President Bush has been widely criticized in the media and elsewhere for his unilateral approach to the war in Iraq. While the media have largely ignored their contributions, many nations have supported the United States since the very beginning of the Iraqi war. As the President said in his State of the Union address in January, criticism that the United States is acting unilaterally is hard to explain to allies in “Britain, Australia, Japan, South Korea?Poland, Denmark, Hungary, Bulgaria?and the 17 other countries that have committed troops to Iraq.”
The Heritage Foundation showcased the efforts of one of America’s allies during a June 9 event “Honoring Poland as a Vital Partner.” Poland has committed 2,400 troops to Iraq and supported America in its war on terror from the beginning, said the ambassador of the Republic of Poland, who spoke at the event.
Ambassador Przemyslaw Grudzinski said that Poland understands that in order to count on help from your allies, you must be willing to help them when asked. When the United States began looking for partners two years ago to help address new security threats, Poland answered yes, Grudzinski said. Since then, the Poles have been steadfast in their support of the United States.
“Poles have always had very warm feelings for the United States,” Grudzinski said. During recent months, most Polish citizens have not exhibited major anti-American sentiments, even when those sentiments have been widely expressed in other parts of Europe, the ambassador said.
Poles hope that in return for their support of the war, the United States will increase investment in Poland and help reinvigorate that country’s economy, Grudzinski said. The Polish people would also like for the United States to ease the visa requirements necessary for citizens of Poland to travel to America. Poles would like for visa regulations to be on par with those the United States has established for other countries in Western Europe.
These concessions, Grudzinski argued, could help reinforce the two countries’ friendship. He added that the basis of the friendship between Poland and America lies with the two countries’ belief in freedom and democracy and can be traced back to the fight for American independence.
“When the United States launched its fight more than 200 years ago, Poland sent two of its most brilliant generals. As time has passed, Polish-American relations have only become stronger,” Grudzinski said. He said that Polish troops fought along with American troops and those of other nations during World War II. Today, Polish and American soldiers stand shoulder to shoulder in Iraq, and the people of Poland are willing to use whatever resources necessary to help the United States in the war.
“As a result of our history, Poland knows very well that dictators must be confronted, not appeased,” Grudzinski said. The people of Poland understand that peace in Iraq will come not from solemn declarations, but from action, he said.

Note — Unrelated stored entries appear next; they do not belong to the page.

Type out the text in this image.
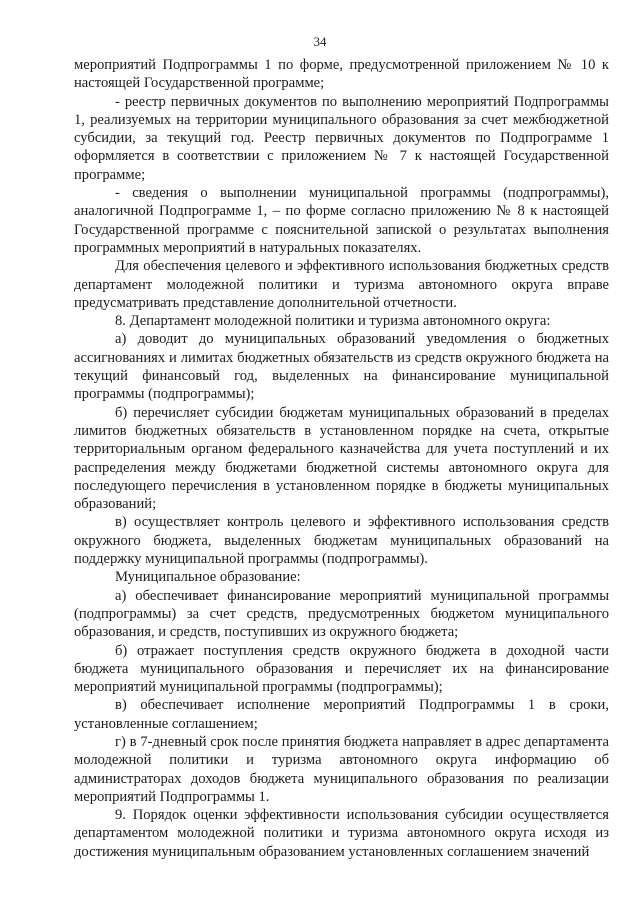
34

мероприятий Подпрограммы 1 по форме, предусмотренной приложением № 10 к настоящей Государственной программе;

- реестр первичных документов по выполнению мероприятий Подпрограммы 1, реализуемых на территории муниципального образования за счет межбюджетной субсидии, за текущий год. Реестр первичных документов по Подпрограмме 1 оформляется в соответствии с приложением № 7 к настоящей Государственной программе;

- сведения о выполнении муниципальной программы (подпрограммы), аналогичной Подпрограмме 1, – по форме согласно приложению № 8 к настоящей Государственной программе с пояснительной запиской о результатах выполнения программных мероприятий в натуральных показателях.

Для обеспечения целевого и эффективного использования бюджетных средств департамент молодежной политики и туризма автономного округа вправе предусматривать представление дополнительной отчетности.

8. Департамент молодежной политики и туризма автономного округа:

а) доводит до муниципальных образований уведомления о бюджетных ассигнованиях и лимитах бюджетных обязательств из средств окружного бюджета на текущий финансовый год, выделенных на финансирование муниципальной программы (подпрограммы);

б) перечисляет субсидии бюджетам муниципальных образований в пределах лимитов бюджетных обязательств в установленном порядке на счета, открытые территориальным органом федерального казначейства для учета поступлений и их распределения между бюджетами бюджетной системы автономного округа для последующего перечисления в установленном порядке в бюджеты муниципальных образований;

в) осуществляет контроль целевого и эффективного использования средств окружного бюджета, выделенных бюджетам муниципальных образований на поддержку муниципальной программы (подпрограммы).

Муниципальное образование:

а) обеспечивает финансирование мероприятий муниципальной программы (подпрограммы) за счет средств, предусмотренных бюджетом муниципального образования, и средств, поступивших из окружного бюджета;

б) отражает поступления средств окружного бюджета в доходной части бюджета муниципального образования и перечисляет их на финансирование мероприятий муниципальной программы (подпрограммы);

в) обеспечивает исполнение мероприятий Подпрограммы 1 в сроки, установленные соглашением;

г) в 7-дневный срок после принятия бюджета направляет в адрес департамента молодежной политики и туризма автономного округа информацию об администраторах доходов бюджета муниципального образования по реализации мероприятий Подпрограммы 1.

9. Порядок оценки эффективности использования субсидии осуществляется департаментом молодежной политики и туризма автономного округа исходя из достижения муниципальным образованием установленных соглашением значений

Perhaps other countries would do well to remember that. Last week, the United Nations finally lent some support to the war on Iraq when the Security Council passed a resolution supporting the upcoming transfer of power to the Iraqi interim government. However, declarations such as these fall short of the action necessary for peace that Ambassador Grudzinski mentioned. Half of the members of the Group of Eight that met last week?France, Germany, Russia and Canada?have said they do not intend to support the war in Iraq with troops, according to a June 8 report by William Branigin of The Washington Post.